Khan and his colleagues submitted a comprehensive report to Mantashe’s department detailing exactly how South African coal fuels the ongoing genocide in Gaza and oppression of the Palestinian people. Khan said the minister’s argument ignored a critical detail about who is actually receiving the coal, the buyer is a state-owned entity, which means the government’s claim that it sells to companies rather than countries does not hold.
“He failed to mention that the company that is buying the coal is the Israeli National Coal Supply Corporation, which is a state-owned company. So essentially those customers are the Israeli government.”
Khan said the scale of South Africa’s role has grown dramatically since Colombia introduced its full coal embargo. South Africa now accounts for the vast majority of Israel’s coal imports, a sharp increase from where things stood at the start of the genocide.
Legal Grounds Exist to Act
The government has pointed to international trade obligations as a constraint on its ability to halt exports. Khan said that the position had already been addressed and provided to the relevant ministers, noting that both the WTO framework and the Vienna Convention contain provisions that override trade agreements in cases of violations of peremptory norms.
“Those agreements result in violations of peremptory norms like the prohibition against genocide, those agreements are void, and this information has been provided to the government.”
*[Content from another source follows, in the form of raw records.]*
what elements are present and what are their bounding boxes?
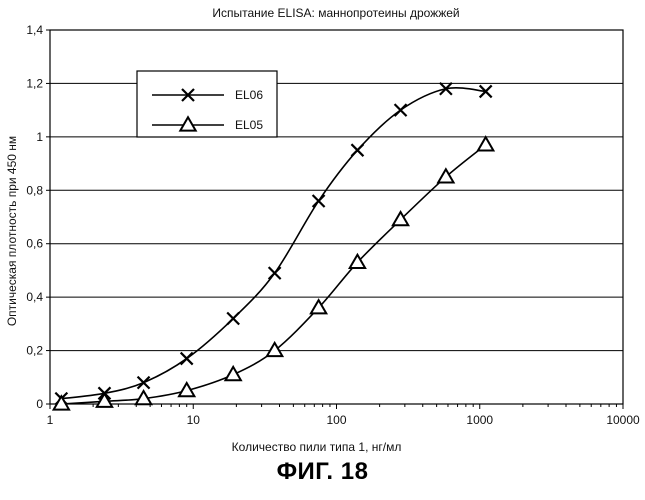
data-point-el06 [181, 353, 193, 365]
y-tick-label: 0 [36, 397, 43, 411]
data-point-el05 [438, 169, 453, 182]
plot-frame [50, 30, 623, 404]
x-tick-label: 1000 [466, 413, 493, 427]
data-point-el05 [267, 343, 282, 356]
y-tick-label: 1 [36, 130, 43, 144]
data-point-el05 [225, 367, 240, 380]
data-point-el05 [478, 137, 493, 150]
x-tick-label: 1 [47, 413, 54, 427]
x-tick-label: 100 [326, 413, 346, 427]
legend: EL06 EL05 [137, 71, 277, 137]
grid-layer [50, 83, 623, 350]
y-tick-label: 0,2 [26, 344, 43, 358]
data-point-el06 [269, 267, 281, 279]
legend-label-el05: EL05 [235, 118, 263, 132]
y-tick-label: 0,8 [26, 183, 43, 197]
y-tick-label: 0,4 [26, 290, 43, 304]
x-axis-label: Количество пили типа 1, нг/мл [232, 440, 402, 454]
data-point-el06 [138, 377, 150, 389]
data-point-el06 [351, 144, 363, 156]
figure-caption: ФИГ. 18 [0, 458, 645, 486]
data-point-el06 [395, 104, 407, 116]
y-axis-label: Оптическая плотность при 450 нм [5, 136, 19, 326]
data-point-el06 [313, 195, 325, 207]
legend-label-el06: EL06 [235, 88, 263, 102]
y-tick-label: 1,4 [26, 23, 43, 37]
chart-title: Испытание ELISA: маннопротеины дрожжей [212, 6, 459, 20]
x-tick-label: 10 [187, 413, 201, 427]
x-tick-label: 10000 [606, 413, 640, 427]
y-tick-label: 0,6 [26, 237, 43, 251]
elisa-chart: Испытание ELISA: маннопротеины дрожжей 0… [0, 0, 645, 455]
data-point-el06 [227, 313, 239, 325]
y-tick-label: 1,2 [26, 76, 43, 90]
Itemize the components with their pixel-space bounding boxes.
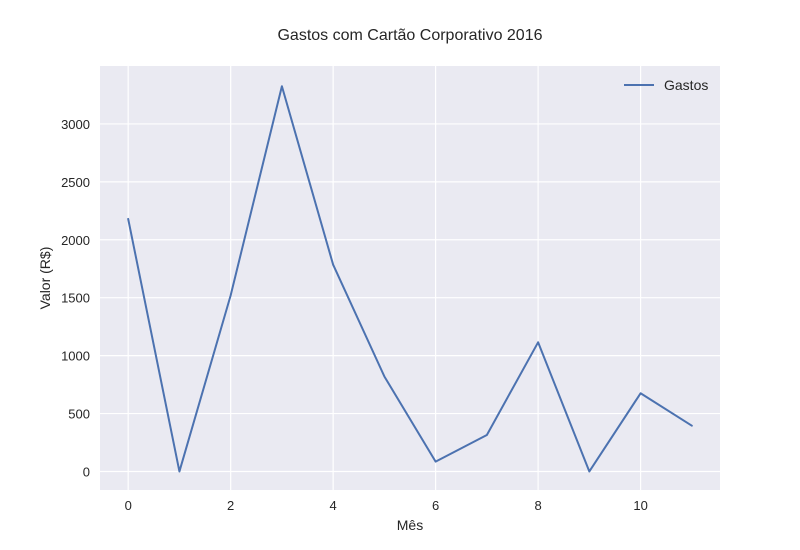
x-axis-label: Mês (397, 517, 423, 533)
legend: Gastos (624, 77, 708, 93)
x-tick-label: 10 (633, 498, 647, 513)
legend-label-gastos: Gastos (664, 77, 708, 93)
x-tick-label: 6 (432, 498, 439, 513)
series-line-gastos (127, 85, 693, 473)
chart-title: Gastos com Cartão Corporativo 2016 (277, 27, 542, 44)
y-tick-label: 1500 (61, 291, 90, 306)
y-tick-label: 0 (83, 464, 90, 479)
y-tick-label: 3000 (61, 117, 90, 132)
y-tick-label: 500 (68, 407, 90, 422)
y-axis-label: Valor (R$) (37, 247, 53, 310)
tick-labels: 0 2 4 6 8 10 0 500 1000 1500 2000 2500 3000 (61, 117, 648, 513)
x-tick-label: 4 (330, 498, 337, 513)
grid-lines (100, 66, 720, 490)
x-tick-label: 0 (125, 498, 132, 513)
series-layer (127, 85, 693, 473)
x-tick-label: 2 (227, 498, 234, 513)
y-tick-label: 1000 (61, 349, 90, 364)
x-tick-label: 8 (534, 498, 541, 513)
y-tick-label: 2000 (61, 233, 90, 248)
y-tick-label: 2500 (61, 175, 90, 190)
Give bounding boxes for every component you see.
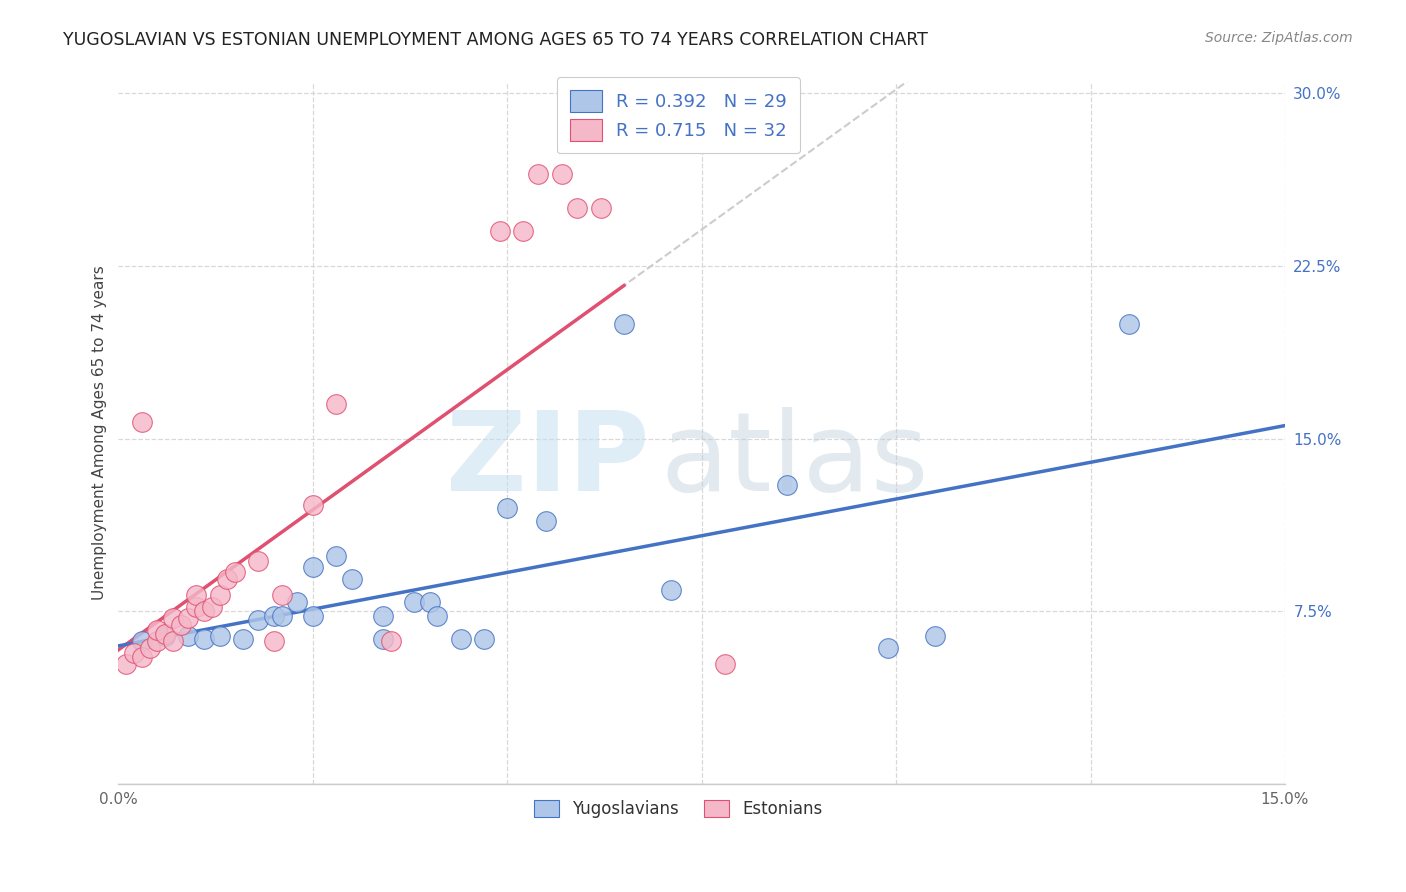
Point bbox=[162, 634, 184, 648]
Point bbox=[232, 632, 254, 646]
Text: YUGOSLAVIAN VS ESTONIAN UNEMPLOYMENT AMONG AGES 65 TO 74 YEARS CORRELATION CHART: YUGOSLAVIAN VS ESTONIAN UNEMPLOYMENT AMO… bbox=[63, 31, 928, 49]
Point bbox=[193, 632, 215, 646]
Point bbox=[177, 630, 200, 644]
Point bbox=[263, 608, 285, 623]
Point bbox=[325, 549, 347, 563]
Point bbox=[496, 500, 519, 515]
Point bbox=[193, 604, 215, 618]
Point bbox=[371, 608, 394, 623]
Point bbox=[488, 224, 510, 238]
Point bbox=[201, 599, 224, 614]
Point bbox=[263, 634, 285, 648]
Point bbox=[302, 498, 325, 512]
Point bbox=[418, 595, 440, 609]
Point bbox=[146, 623, 169, 637]
Point bbox=[138, 640, 160, 655]
Point bbox=[527, 167, 550, 181]
Point bbox=[924, 630, 946, 644]
Point bbox=[472, 632, 495, 646]
Y-axis label: Unemployment Among Ages 65 to 74 years: Unemployment Among Ages 65 to 74 years bbox=[93, 266, 107, 600]
Text: ZIP: ZIP bbox=[446, 408, 650, 515]
Point bbox=[208, 588, 231, 602]
Point bbox=[247, 613, 270, 627]
Point bbox=[270, 608, 292, 623]
Point bbox=[153, 630, 176, 644]
Point bbox=[131, 416, 153, 430]
Point bbox=[217, 572, 239, 586]
Text: atlas: atlas bbox=[661, 408, 929, 515]
Point bbox=[325, 397, 347, 411]
Point bbox=[131, 634, 153, 648]
Point bbox=[146, 634, 169, 648]
Point bbox=[714, 657, 737, 671]
Point bbox=[177, 611, 200, 625]
Point bbox=[426, 608, 449, 623]
Point bbox=[1118, 317, 1140, 331]
Point bbox=[153, 627, 176, 641]
Point bbox=[877, 640, 900, 655]
Point bbox=[371, 632, 394, 646]
Point bbox=[340, 572, 363, 586]
Point bbox=[302, 560, 325, 574]
Point bbox=[302, 608, 325, 623]
Point bbox=[186, 599, 208, 614]
Point bbox=[776, 477, 799, 491]
Point bbox=[659, 583, 682, 598]
Point bbox=[551, 167, 574, 181]
Point bbox=[122, 646, 145, 660]
Point bbox=[402, 595, 425, 609]
Legend: Yugoslavians, Estonians: Yugoslavians, Estonians bbox=[527, 793, 830, 824]
Point bbox=[162, 611, 184, 625]
Point bbox=[247, 553, 270, 567]
Point bbox=[450, 632, 472, 646]
Point bbox=[208, 630, 231, 644]
Point bbox=[186, 588, 208, 602]
Point bbox=[613, 317, 636, 331]
Point bbox=[380, 634, 402, 648]
Point bbox=[131, 650, 153, 665]
Point bbox=[270, 588, 292, 602]
Point bbox=[169, 618, 191, 632]
Point bbox=[115, 657, 138, 671]
Point bbox=[567, 202, 589, 216]
Point bbox=[512, 224, 534, 238]
Point bbox=[285, 595, 308, 609]
Text: Source: ZipAtlas.com: Source: ZipAtlas.com bbox=[1205, 31, 1353, 45]
Point bbox=[534, 515, 557, 529]
Point bbox=[589, 202, 612, 216]
Point bbox=[224, 565, 246, 579]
Khan also dismissed the argument that halting exports would damage the South African economy. Coal exports to Israel make up only 0.75% of the country’s total production, a figure Khan said was too small to justify continued trade, but large enough to meaningfully impact Israel’s energy security. Stopping the exports would deal a significant blow to Israel while leaving South Africa’s coal industry and its workers effectively unaffected.